Before going into specific grammatical examples, I believe we should begin with a more general view of the Oxford comma’s supremacy.
That is to say, of course, that we should place trust in those organizations that specialize in language arts. After all, we use the same argument for other issues, don’t we? When discussing global climate change, we look to the scientific community rather than politicians for answers, right? Well, uh…
Anyway, those organizations that support the Oxford comma are much more authoritative and reliable than those that do not. First off, there’s obviously Oxford University, which is, like, the most English-y place in the world. The Oxford English Dictionary, for example, is the apex of all lexicons. When somebody says, “That word was just added to the dictionary,” they should be referring to the OED. Otherwise, they’re referring to some bullshizzle like Merriam Webster, my objections of which comprise a topic for another time.
Moving on, other reputable sources include Harvard, The Chicago Manual of Style, The Elements of Style, the American Psychological Association, and even MLA.
Now then, let’s take a look at some Oxford comma infidels: The Associated Press, The Times, The New York Times…
See a pattern? Why, of course. They’re all journalists! These guys want to save a few extra bucks on ink. And when you realize how much money one can save by a simple font switch, the temptation of excluding a comma in all of your newspapers is an enticing one.
“But Fiddle,” you ask, “why not sacrifice the Oxford comma for those extra greenbacks? I, for one, welcome our new journalist overlords.”
To which I reply that the preservation of language is more important than CEO-san being able to afford his third Lamborghini.
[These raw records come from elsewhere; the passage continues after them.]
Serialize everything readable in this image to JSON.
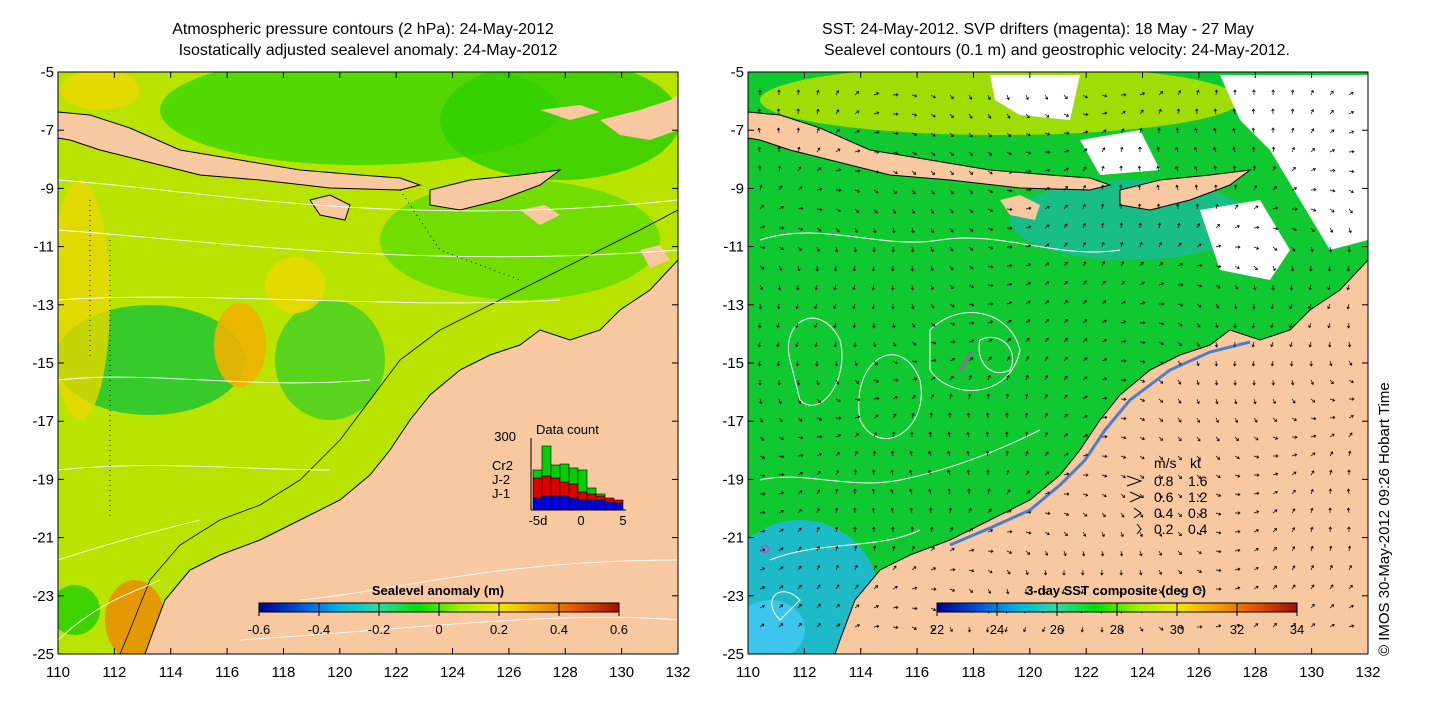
{
  "left_panel": {
    "title_line1": "Atmospheric pressure contours (2 hPa): 24-May-2012",
    "title_line2": "Isostatically adjusted sealevel anomaly: 24-May-2012",
    "colorbar": {
      "title": "Sealevel anomaly (m)",
      "ticks": [
        "-0.6",
        "-0.4",
        "-0.2",
        "0",
        "0.2",
        "0.4",
        "0.6"
      ],
      "colors": [
        "#00008c",
        "#0050e0",
        "#00b4e0",
        "#30d8a0",
        "#00e000",
        "#a0ec00",
        "#f0e800",
        "#f0a000",
        "#e05000",
        "#a01000"
      ]
    },
    "data_count": {
      "title": "Data count",
      "ymax_label": "300",
      "x_ticks": [
        "-5d",
        "0",
        "5"
      ],
      "series": [
        {
          "name": "Cr2",
          "color": "#00d000"
        },
        {
          "name": "J-2",
          "color": "#e00000"
        },
        {
          "name": "J-1",
          "color": "#0000e0"
        }
      ]
    }
  },
  "right_panel": {
    "title_line1": "SST: 24-May-2012. SVP drifters (magenta): 18 May - 27 May",
    "title_line2": "Sealevel contours (0.1 m) and geostrophic velocity: 24-May-2012.",
    "colorbar": {
      "title": "3-day SST composite (deg C)",
      "ticks": [
        "22",
        "24",
        "26",
        "28",
        "30",
        "32",
        "34"
      ],
      "colors": [
        "#00008c",
        "#0050e0",
        "#00b4e0",
        "#30d8a0",
        "#00e000",
        "#a0ec00",
        "#f0e800",
        "#f0a000",
        "#e05000",
        "#a01000"
      ]
    },
    "velocity_legend": {
      "header_ms": "m/s",
      "header_kt": "kt",
      "rows": [
        {
          "ms": "0.8",
          "kt": "1.6"
        },
        {
          "ms": "0.6",
          "kt": "1.2"
        },
        {
          "ms": "0.4",
          "kt": "0.8"
        },
        {
          "ms": "0.2",
          "kt": "0.4"
        }
      ]
    }
  },
  "y_ticks": [
    "-5",
    "-7",
    "-9",
    "-11",
    "-13",
    "-15",
    "-17",
    "-19",
    "-21",
    "-23",
    "-25"
  ],
  "x_ticks": [
    "110",
    "112",
    "114",
    "116",
    "118",
    "120",
    "122",
    "124",
    "126",
    "128",
    "130",
    "132"
  ],
  "credit": "© IMOS 30-May-2012 09:26 Hobart Time",
  "colors": {
    "land": "#f8c8a0",
    "sea_left": "#b8e400",
    "sea_right": "#10c830",
    "drifter": "#d040d0"
  }
}
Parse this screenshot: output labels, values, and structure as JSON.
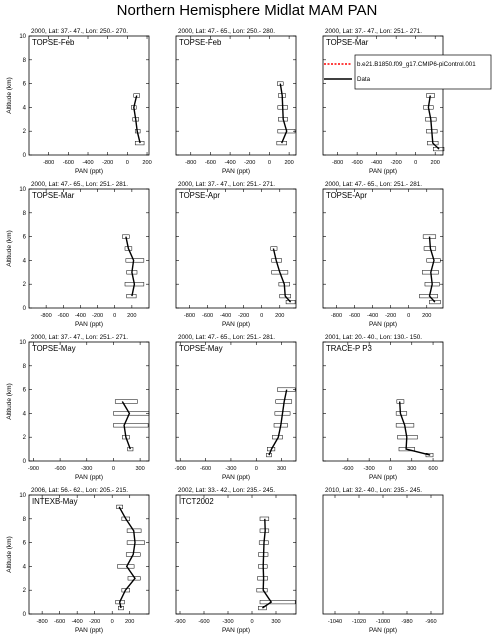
{
  "title": "Northern Hemisphere Midlat MAM PAN",
  "legend": {
    "placement": "top-right",
    "entries": [
      {
        "name": "b.e21.B1850.f09_g17.CMIP6-piControl.001",
        "color": "#ff0000",
        "style": "dashed"
      },
      {
        "name": "Data",
        "color": "#000000",
        "style": "solid"
      }
    ]
  },
  "chart_data": [
    {
      "type": "line",
      "header": "2000, Lat: 37.- 47., Lon: 250.- 270.",
      "campaign": "TOPSE-Feb",
      "xlabel": "PAN (ppt)",
      "ylabel": "Altitude (km)",
      "xlim": [
        -1000,
        220
      ],
      "xticks": [
        -800,
        -600,
        -400,
        -200,
        0,
        200
      ],
      "xtick_labels": [
        "-800",
        "-600",
        "-400",
        "-200",
        "0",
        "200"
      ],
      "ylim": [
        0,
        10
      ],
      "yticks": [
        0,
        2,
        4,
        6,
        8,
        10
      ],
      "show_yaxis_labels": true,
      "altitude": [
        1,
        2,
        3,
        4,
        5
      ],
      "pan": [
        130,
        100,
        85,
        65,
        95
      ],
      "err_low": [
        80,
        80,
        55,
        40,
        65
      ],
      "err_high": [
        170,
        130,
        115,
        90,
        125
      ]
    },
    {
      "type": "line",
      "header": "2000, Lat: 47.- 65., Lon: 250.- 280.",
      "campaign": "TOPSE-Feb",
      "xlabel": "PAN (ppt)",
      "ylabel": "Altitude (km)",
      "xlim": [
        -950,
        270
      ],
      "xticks": [
        -800,
        -600,
        -400,
        -200,
        0,
        200
      ],
      "xtick_labels": [
        "-800",
        "-600",
        "-400",
        "-200",
        "0",
        "200"
      ],
      "ylim": [
        0,
        10
      ],
      "yticks": [
        0,
        2,
        4,
        6,
        8,
        10
      ],
      "show_yaxis_labels": false,
      "altitude": [
        1,
        2,
        3,
        4,
        5,
        6
      ],
      "pan": [
        125,
        175,
        140,
        135,
        130,
        110
      ],
      "err_low": [
        75,
        85,
        90,
        85,
        90,
        80
      ],
      "err_high": [
        175,
        260,
        185,
        185,
        165,
        140
      ]
    },
    {
      "type": "line",
      "header": "2000, Lat: 37.- 47., Lon: 251.- 271.",
      "campaign": "TOPSE-Mar",
      "xlabel": "PAN (ppt)",
      "ylabel": "Altitude (km)",
      "xlim": [
        -950,
        280
      ],
      "xticks": [
        -800,
        -600,
        -400,
        -200,
        0,
        200
      ],
      "xtick_labels": [
        "-800",
        "-600",
        "-400",
        "-200",
        "0",
        "200"
      ],
      "ylim": [
        0,
        10
      ],
      "yticks": [
        0,
        2,
        4,
        6,
        8,
        10
      ],
      "show_yaxis_labels": false,
      "altitude": [
        0.5,
        1,
        2,
        3,
        4,
        5
      ],
      "pan": [
        240,
        175,
        165,
        155,
        130,
        150
      ],
      "err_low": [
        180,
        120,
        110,
        100,
        80,
        110
      ],
      "err_high": [
        290,
        230,
        220,
        210,
        180,
        195
      ]
    },
    {
      "type": "line",
      "header": "2000, Lat: 47.- 65., Lon: 251.- 281.",
      "campaign": "TOPSE-Mar",
      "xlabel": "PAN (ppt)",
      "ylabel": "Altitude (km)",
      "xlim": [
        -1000,
        400
      ],
      "xticks": [
        -800,
        -600,
        -400,
        -200,
        0,
        200
      ],
      "xtick_labels": [
        "-800",
        "-600",
        "-400",
        "-200",
        "0",
        "200"
      ],
      "ylim": [
        0,
        10
      ],
      "yticks": [
        0,
        2,
        4,
        6,
        8,
        10
      ],
      "show_yaxis_labels": true,
      "altitude": [
        1,
        2,
        3,
        4,
        5,
        6
      ],
      "pan": [
        200,
        230,
        200,
        220,
        160,
        130
      ],
      "err_low": [
        140,
        120,
        140,
        130,
        120,
        90
      ],
      "err_high": [
        250,
        340,
        260,
        340,
        200,
        170
      ]
    },
    {
      "type": "line",
      "header": "2000, Lat: 37.- 47., Lon: 251.- 271.",
      "campaign": "TOPSE-Apr",
      "xlabel": "PAN (ppt)",
      "ylabel": "Altitude (km)",
      "xlim": [
        -950,
        380
      ],
      "xticks": [
        -800,
        -600,
        -400,
        -200,
        0,
        200
      ],
      "xtick_labels": [
        "-800",
        "-600",
        "-400",
        "-200",
        "0",
        "200"
      ],
      "ylim": [
        0,
        10
      ],
      "yticks": [
        0,
        2,
        4,
        6,
        8,
        10
      ],
      "show_yaxis_labels": false,
      "altitude": [
        0.5,
        1,
        2,
        3,
        4,
        5
      ],
      "pan": [
        320,
        260,
        250,
        200,
        160,
        130
      ],
      "err_low": [
        270,
        200,
        190,
        110,
        110,
        100
      ],
      "err_high": [
        370,
        320,
        310,
        290,
        220,
        170
      ]
    },
    {
      "type": "line",
      "header": "2000, Lat: 47.- 65., Lon: 251.- 281.",
      "campaign": "TOPSE-Apr",
      "xlabel": "PAN (ppt)",
      "ylabel": "Altitude (km)",
      "xlim": [
        -950,
        380
      ],
      "xticks": [
        -800,
        -600,
        -400,
        -200,
        0,
        200
      ],
      "xtick_labels": [
        "-800",
        "-600",
        "-400",
        "-200",
        "0",
        "200"
      ],
      "ylim": [
        0,
        10
      ],
      "yticks": [
        0,
        2,
        4,
        6,
        8,
        10
      ],
      "show_yaxis_labels": false,
      "altitude": [
        0.5,
        1,
        2,
        3,
        4,
        5,
        6
      ],
      "pan": [
        290,
        230,
        260,
        245,
        280,
        240,
        230
      ],
      "err_low": [
        230,
        120,
        180,
        150,
        200,
        170,
        160
      ],
      "err_high": [
        350,
        320,
        340,
        330,
        350,
        300,
        300
      ]
    },
    {
      "type": "line",
      "header": "2000, Lat: 37.- 47., Lon: 251.- 271.",
      "campaign": "TOPSE-May",
      "xlabel": "PAN (ppt)",
      "ylabel": "Altitude (km)",
      "xlim": [
        -950,
        400
      ],
      "xticks": [
        -900,
        -600,
        -300,
        0,
        300
      ],
      "xtick_labels": [
        "-900",
        "-600",
        "-300",
        "0",
        "300"
      ],
      "ylim": [
        0,
        10
      ],
      "yticks": [
        0,
        2,
        4,
        6,
        8,
        10
      ],
      "show_yaxis_labels": true,
      "altitude": [
        1,
        2,
        3,
        4,
        5
      ],
      "pan": [
        190,
        140,
        120,
        180,
        100
      ],
      "err_low": [
        160,
        100,
        0,
        0,
        20
      ],
      "err_high": [
        220,
        180,
        390,
        400,
        270
      ]
    },
    {
      "type": "line",
      "header": "2000, Lat: 47.- 65., Lon: 251.- 281.",
      "campaign": "TOPSE-May",
      "xlabel": "PAN (ppt)",
      "ylabel": "Altitude (km)",
      "xlim": [
        -950,
        470
      ],
      "xticks": [
        -900,
        -600,
        -300,
        0,
        300
      ],
      "xtick_labels": [
        "-900",
        "-600",
        "-300",
        "0",
        "300"
      ],
      "ylim": [
        0,
        10
      ],
      "yticks": [
        0,
        2,
        4,
        6,
        8,
        10
      ],
      "show_yaxis_labels": false,
      "altitude": [
        0.5,
        1,
        2,
        3,
        4,
        5,
        6
      ],
      "pan": [
        150,
        180,
        260,
        290,
        310,
        330,
        360
      ],
      "err_low": [
        120,
        130,
        190,
        210,
        220,
        230,
        250
      ],
      "err_high": [
        180,
        220,
        310,
        370,
        400,
        420,
        460
      ]
    },
    {
      "type": "line",
      "header": "2001, Lat: 20.- 40., Lon: 130.- 150.",
      "campaign": "TRACE-P P3",
      "xlabel": "PAN (ppt)",
      "ylabel": "Altitude (km)",
      "xlim": [
        -950,
        740
      ],
      "xticks": [
        -600,
        -300,
        0,
        300,
        600
      ],
      "xtick_labels": [
        "-600",
        "-300",
        "0",
        "300",
        "600"
      ],
      "ylim": [
        0,
        10
      ],
      "yticks": [
        0,
        2,
        4,
        6,
        8,
        10
      ],
      "show_yaxis_labels": false,
      "altitude": [
        0.5,
        1,
        2,
        3,
        4,
        5
      ],
      "pan": [
        560,
        220,
        230,
        200,
        140,
        130
      ],
      "err_low": [
        500,
        120,
        100,
        80,
        80,
        90
      ],
      "err_high": [
        600,
        340,
        380,
        330,
        230,
        190
      ]
    },
    {
      "type": "line",
      "header": "2006, Lat: 56.- 62., Lon: 205.- 215.",
      "campaign": "INTEXB-May",
      "xlabel": "PAN (ppt)",
      "ylabel": "Altitude (km)",
      "xlim": [
        -950,
        420
      ],
      "xticks": [
        -800,
        -600,
        -400,
        -200,
        0,
        200
      ],
      "xtick_labels": [
        "-800",
        "-600",
        "-400",
        "-200",
        "0",
        "200"
      ],
      "ylim": [
        0,
        10
      ],
      "yticks": [
        0,
        2,
        4,
        6,
        8,
        10
      ],
      "show_yaxis_labels": true,
      "altitude": [
        0.5,
        1,
        2,
        3,
        4,
        5,
        6,
        7,
        8,
        9
      ],
      "pan": [
        100,
        85,
        150,
        260,
        165,
        240,
        260,
        245,
        155,
        80
      ],
      "err_low": [
        70,
        40,
        110,
        180,
        60,
        160,
        170,
        170,
        110,
        50
      ],
      "err_high": [
        130,
        140,
        200,
        320,
        250,
        320,
        370,
        330,
        200,
        120
      ]
    },
    {
      "type": "line",
      "header": "2002, Lat: 33.- 42., Lon: 235.- 245.",
      "campaign": "ITCT2002",
      "xlabel": "PAN (ppt)",
      "ylabel": "Altitude (km)",
      "xlim": [
        -950,
        550
      ],
      "xticks": [
        -900,
        -600,
        -300,
        0,
        300
      ],
      "xtick_labels": [
        "-900",
        "-600",
        "-300",
        "0",
        "300"
      ],
      "ylim": [
        0,
        10
      ],
      "yticks": [
        0,
        2,
        4,
        6,
        8,
        10
      ],
      "show_yaxis_labels": false,
      "altitude": [
        0.5,
        1,
        2,
        3,
        4,
        5,
        6,
        7,
        8
      ],
      "pan": [
        130,
        240,
        140,
        145,
        140,
        145,
        150,
        165,
        160
      ],
      "err_low": [
        80,
        100,
        60,
        70,
        80,
        80,
        90,
        100,
        100
      ],
      "err_high": [
        180,
        540,
        190,
        195,
        190,
        200,
        205,
        210,
        210
      ]
    },
    {
      "type": "line",
      "header": "2010, Lat: 32.- 40., Lon: 235.- 245.",
      "campaign": "",
      "xlabel": "PAN (ppt)",
      "ylabel": "",
      "xlim": [
        -1050,
        -950
      ],
      "xticks": [
        -1040,
        -1020,
        -1000,
        -980,
        -960
      ],
      "xtick_labels": [
        "-1040",
        "-1020",
        "-1000",
        "-980",
        "-960"
      ],
      "ylim": [
        0,
        10
      ],
      "yticks": [],
      "show_yaxis_labels": false,
      "empty": true,
      "altitude": [],
      "pan": [],
      "err_low": [],
      "err_high": []
    }
  ]
}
For instance, the American use of punctuation with quotation marks is objectively illogical because of some difficulties in typesetting during the time in which American and British English deviated. As of now, I doubt that we will ever be able to reverse that unfortunate error, even though our current typesetting technology creates no problem with using the quotation marks logically. (Incidentally, I find that to be the only area in which British English beats American English, but again, that’s a topic for another time.)
Oh, and there’s also this proofreading service, appropriately named “Oxford Comma,” among the reputable side of organizations. We were considering having them go over Noble Works to check for typos, but a rough estimate reveals that their standard package would cost about $42,000 for the whole visual novel, so we will have to wait until our annual bake sale fundraiser for that.